MLT Aikins expands Western Canada litigation team with key addition

Michael O'Brien joins as partner, strengthening the firm's litigation capacity amid rising complexity in energy, construction, and commercial disputes

MLT Aikins expands Western Canada litigation team with key addition
By Manal Ali
Aug 26, 2025 / Share

This article was produced in partnership with MLT Aikins

MLT Aikins’s litigation group has been on a steep growth trajectory across Western Canada. Now, with the addition of Michael O’Brien as partner in Calgary, the firm is doubling down on its strategy to expand in the region’s most complex and dynamic industries.

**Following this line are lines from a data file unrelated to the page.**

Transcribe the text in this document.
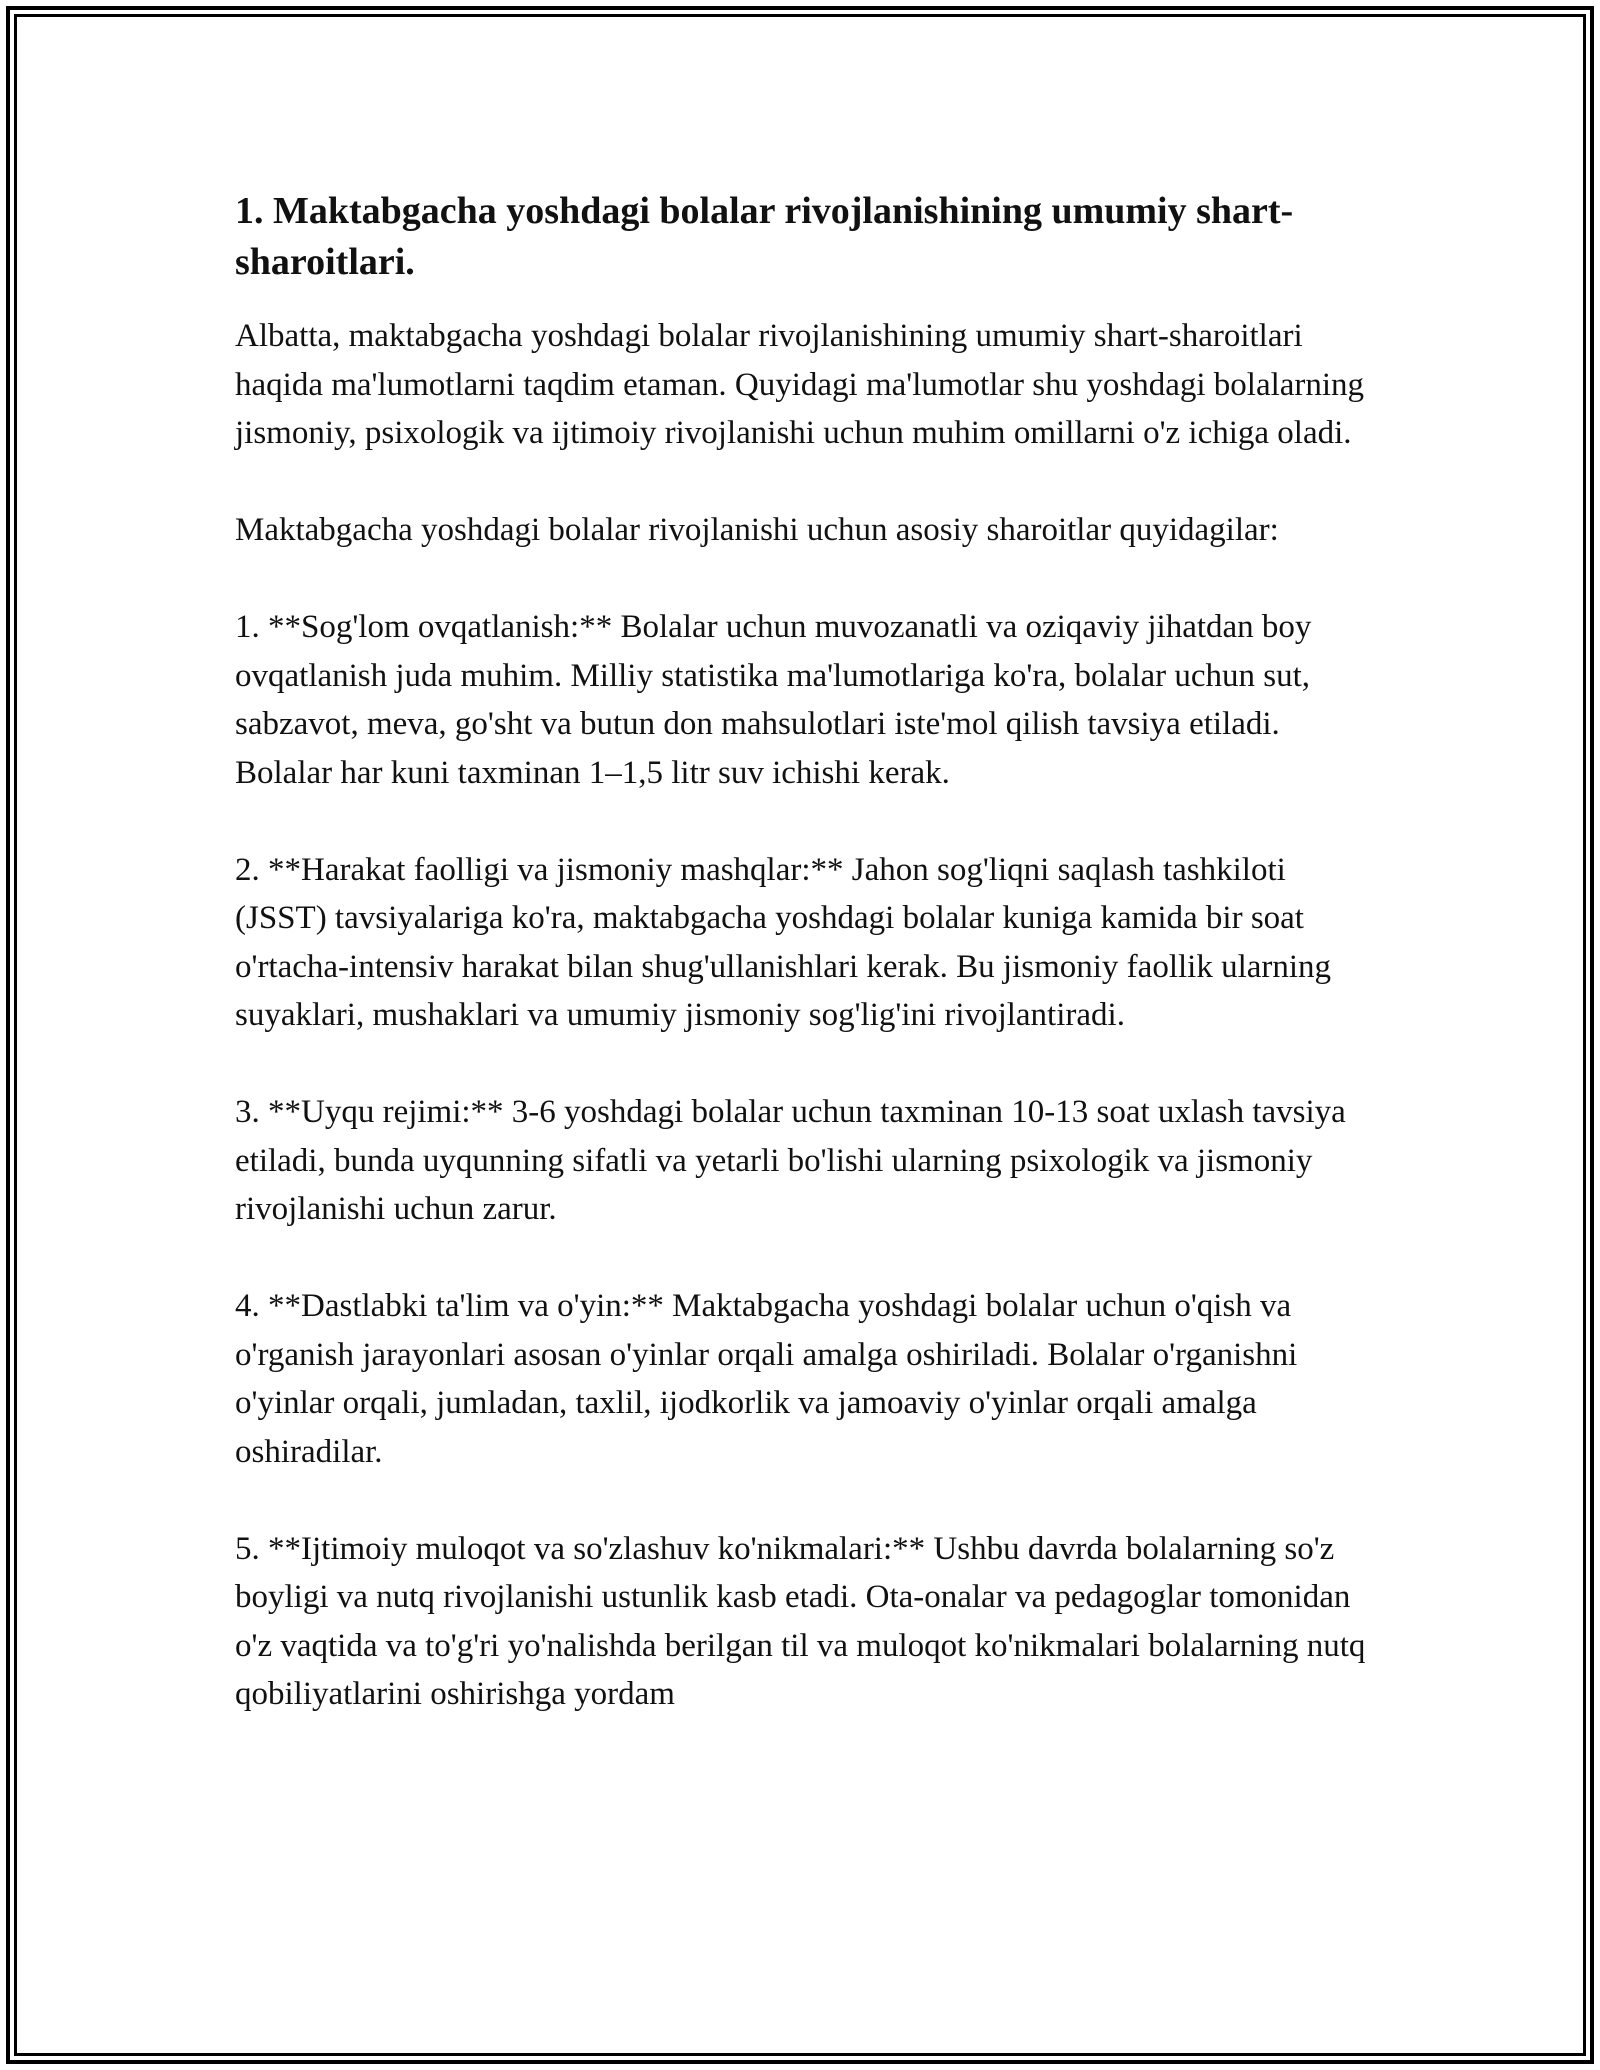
1. Maktabgacha yoshdagi bolalar rivojlanishining umumiy shart-sharoitlari.

Albatta, maktabgacha yoshdagi bolalar rivojlanishining umumiy shart-sharoitlari haqida ma'lumotlarni taqdim etaman. Quyidagi ma'lumotlar shu yoshdagi bolalarning jismoniy, psixologik va ijtimoiy rivojlanishi uchun muhim omillarni o'z ichiga oladi.

Maktabgacha yoshdagi bolalar rivojlanishi uchun asosiy sharoitlar quyidagilar:

1. **Sog'lom ovqatlanish:** Bolalar uchun muvozanatli va oziqaviy jihatdan boy ovqatlanish juda muhim. Milliy statistika ma'lumotlariga ko'ra, bolalar uchun sut, sabzavot, meva, go'sht va butun don mahsulotlari iste'mol qilish tavsiya etiladi. Bolalar har kuni taxminan 1–1,5 litr suv ichishi kerak.

2. **Harakat faolligi va jismoniy mashqlar:** Jahon sog'liqni saqlash tashkiloti (JSST) tavsiyalariga ko'ra, maktabgacha yoshdagi bolalar kuniga kamida bir soat o'rtacha-intensiv harakat bilan shug'ullanishlari kerak. Bu jismoniy faollik ularning suyaklari, mushaklari va umumiy jismoniy sog'lig'ini rivojlantiradi.

3. **Uyqu rejimi:** 3-6 yoshdagi bolalar uchun taxminan 10-13 soat uxlash tavsiya etiladi, bunda uyqunning sifatli va yetarli bo'lishi ularning psixologik va jismoniy rivojlanishi uchun zarur.

4. **Dastlabki ta'lim va o'yin:** Maktabgacha yoshdagi bolalar uchun o'qish va o'rganish jarayonlari asosan o'yinlar orqali amalga oshiriladi. Bolalar o'rganishni o'yinlar orqali, jumladan, taxlil, ijodkorlik va jamoaviy o'yinlar orqali amalga oshiradilar.

5. **Ijtimoiy muloqot va so'zlashuv ko'nikmalari:** Ushbu davrda bolalarning so'z boyligi va nutq rivojlanishi ustunlik kasb etadi. Ota-onalar va pedagoglar tomonidan o'z vaqtida va to'g'ri yo'nalishda berilgan til va muloqot ko'nikmalari bolalarning nutq qobiliyatlarini oshirishga yordam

For Jonathan Bourchier, who helped lead the Calgary office’s threefold growth since joining the firm a decade ago, the hire represents both scale and continuity. “Over the past 10 years, we’ve seen a significant rise in complex commercial disputes in energy, construction, agriculture, and Indigenous practice areas,” he says. “Michael adds additional bench strength to an already robust team, positioning us to expand our market presence across Alberta, B.C., and beyond.”

A strong fit for a growing firm

O’Brien, a seasoned litigator with more than 20 years of experience in Alberta and Western Canada, says the decision to join MLT Aikins was driven by both reputation and opportunity.

“MLT Aikins has a long, credible history in Western Canada, and you see sustained growth year after year,” O’Brien says. “That’s a good news story, and it’s exciting to be part of a collaborative culture with a commitment to excellence. For me, it felt like the right move at the right time.”

The Calgary office, once a 20-lawyer outpost, has expanded into a key hub within MLT Aikins’s approximate 150-lawyer litigation team, the only firm with a footprint across all four western provinces. The addition of O’Brien strengthens that presence at a moment when clients face heightened regulatory scrutiny, changing ESG expectations, and transformative shifts in the energy sector.

Meeting clients at a time of change

For clients, that presence has never mattered more. O’Brien points to the shifting dynamics in energy and infrastructure as examples of why Western Canadian businesses need counsel who can blend technical skill with industry insight.

“Clients are grappling with net-zero targets, evolving liability management, and new clean electricity regulations,” he explains. “These are transformative changes, and they carry not only legal implications but also reputational and operational consequences. What clients want from counsel is proactive advice that balances all those considerations.”

His approach to advocacy has been shaped by that philosophy. To be an effective advocate, you’re not just focusing on the legal argument that wins your case, O’Brien stresses. What matters, he underscores, is understanding the client’s business and creating practical solutions to their problems.

Bourchier frames it similarly, noting that, “Michael brings exactly that skill set, with deep knowledge of the region and strong relationships across key industries.”

Both partners emphasize that effective litigation today goes far beyond courtroom arguments. O’Brien says experience has taught him to see disputes through the client’s lens.

“A big part of the job is translating complex issues into clear, persuasive terms, often for judges without direct industry experience,” he says.

Anticipating complexity and delivering clarity is what clients value, Bourchier finds.

Growth through people

If scale is part of the MLT Aikins growth story, culture is the other. Bourchier, who joined the firm from a national competitor in 2015, says the appeal then was the chance to help build something new in Calgary. A decade later, he argues, the culture has stayed consistent even as headcount has tripled, including through the merger that formed MLT Aikins LLP from Macpherson, Leslie and Tyerman LLP and Aikins MacAulay & Thorvaldson.

“What keeps me here isn’t just opportunity, it’s the people,” he says. “That culture of collaboration and entrepreneurship has remained intact through all the growth. It’s what makes us different.”

O’Brien echoes the sentiment, noting that in his first week the firm “already felt like home.” He contrasts the approach with the siloed model of some large firms. “At MLT Aikins, the focus is on building teams. That’s the kind of environment I want to be part of.”

Growth, both partners stress, is also about talent development. Clients increasingly expect to see associates and students engaged in files, not just senior partners.

“Mentorship has always been a core part of my practice,” O’Brien says. “It’s important for young lawyers, but it also matters to clients. They want to know the next generation is being trained, that their legal teams are learning and contributing.”

A growth story still accelerating

O’Brien’s addition is MLT Aikins’s latest move in expanding its litigation capabilities across Western Canada, developing the scale to serve both regional and national clients. It’s a vision that the firm is relentless in pursuing.

“Our model gives clients the best of both worlds,” Bourchier says. “Deep local knowledge and the resources to handle cross-jurisdictional matters. Michael’s addition is a strong fit with our core industries and further accelerates our trajectory.”

For O’Brien, that trajectory rests on two enduring strengths: client service and strategic growth. “Those are the key things,” he says. “A lot of firms pay lip service to being entrepreneurial but put up obstacles to achieving it. Here, it’s not just talk — the firm clears space for it. MLT Aikins has a laser focus on fostering that perspective, and that’s good for both the practice and the business of law.”